Not really, according to this Investor's Intelligence chart, which indicates that MORE than 4 out of 5 people are bullish on the market – just about 9 out of 10. That means there are less people who are bearish on the market than there are dentists who recommend gum with sugar in it over Trident!
The last time sentiment was this exreme it was 90% bearish, back in the crash of 2009. Boy were those guys idiots, right? Not like us – WE'RE SMART! We would never mindlessly follow the crowd even though valuations were out of control and not at all supported by the Macro Economic Conditions that were readily observable – that would be crazy.
No, we'd never fall for that sort of nonsense because we are savvy investors, right?
As I've pointed out in previous posts, you (and your money) simply have nowhere else to go but Equities – the Central Banksters have seen to that by cutting off all other avenues of investment.
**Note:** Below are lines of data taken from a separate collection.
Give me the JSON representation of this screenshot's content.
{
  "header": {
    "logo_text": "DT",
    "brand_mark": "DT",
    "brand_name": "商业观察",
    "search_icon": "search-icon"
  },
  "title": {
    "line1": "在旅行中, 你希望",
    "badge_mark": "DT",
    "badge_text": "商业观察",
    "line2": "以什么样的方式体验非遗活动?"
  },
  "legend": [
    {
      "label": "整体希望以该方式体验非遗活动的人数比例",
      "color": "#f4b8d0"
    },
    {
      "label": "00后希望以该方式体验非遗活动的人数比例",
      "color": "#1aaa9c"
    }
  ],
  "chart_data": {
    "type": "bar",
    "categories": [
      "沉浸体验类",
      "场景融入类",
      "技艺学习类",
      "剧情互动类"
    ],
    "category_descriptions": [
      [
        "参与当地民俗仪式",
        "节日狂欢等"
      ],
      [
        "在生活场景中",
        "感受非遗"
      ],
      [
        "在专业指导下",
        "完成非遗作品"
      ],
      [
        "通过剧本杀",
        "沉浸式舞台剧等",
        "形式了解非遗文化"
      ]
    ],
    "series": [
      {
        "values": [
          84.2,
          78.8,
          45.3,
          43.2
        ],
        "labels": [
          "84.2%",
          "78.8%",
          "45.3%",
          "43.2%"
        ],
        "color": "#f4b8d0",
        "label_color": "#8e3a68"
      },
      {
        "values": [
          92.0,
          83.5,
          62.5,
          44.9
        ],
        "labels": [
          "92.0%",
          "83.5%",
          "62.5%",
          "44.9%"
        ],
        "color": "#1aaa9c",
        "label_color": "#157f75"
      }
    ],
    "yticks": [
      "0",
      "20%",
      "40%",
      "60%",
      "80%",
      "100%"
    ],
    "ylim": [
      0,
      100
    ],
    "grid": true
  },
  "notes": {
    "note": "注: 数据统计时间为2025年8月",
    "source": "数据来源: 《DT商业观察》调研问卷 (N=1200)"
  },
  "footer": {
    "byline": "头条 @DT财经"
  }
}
So we're all here at our Equity convention and you see people buying TSLA for $220 and AMZN for $390 and NFLX for $470 and suddenly XOM at $86 seems like a good deal – even though the stuff they sell (oil) has dropped 50% in price since last year while XOM's stock is down less than 15%.
Yes, we're short. Call us the 1 in 10 bears because we went over our Short-Term Portfolio yesterday in our Live Member Chat Room and decided we were exactly as bearish as we needed to be. So far, we're right as we gained $3,000 between the review at 10:41 and the day's close but a single day does not a market make and we'll have to see how things play out today and next week.
Actually, looking at the data, it doesn't look like the Fed has too much to worry about as the average weekly earnings of Goods-Producing US Workers was $700.34 in Dec 2014 and now, in Feb 2015, it's $703.04. That's a whopping 0.38% raise for the year – what inflation? Adding in management salaries, the average goes up to $857.39 per week, up from $851.85 so 0.65% when we throw in the top brass!
Speaking of F' Yeah, it's time to put on our Dow 20,000 hats as AAPL is being added to the Dow Jones Industrial Average, replacing AT&T just one year shy of it's 100th anniversary on the index. That's rocketing AAPL in pre-market trading (we're long) and I told our Members just yesterday:
Submitted on 2015/03/05 at 3:30 pmStrong day for the Nas considering AAPL down 1.2%. That AAPL is like a coiled spring that can pop up and propel us to new highs next week.
You know when else they made a lot of changes to the Dow? In 2008, when MO and HON were replaced by BAC and CVX in February to keep up appearances in Feb and AIG was booted in Sept and replaced by KFT. That's why TA people are so silly – the Dow chart they are using today has 10 of 30 different components than it did just 7 years ago – how can you possibly draw any meaningful conclusions from that?
So, despite all this "great" news – we're going to maintain our short-term bearish stance because THE MACRO DATA SUCKS!!!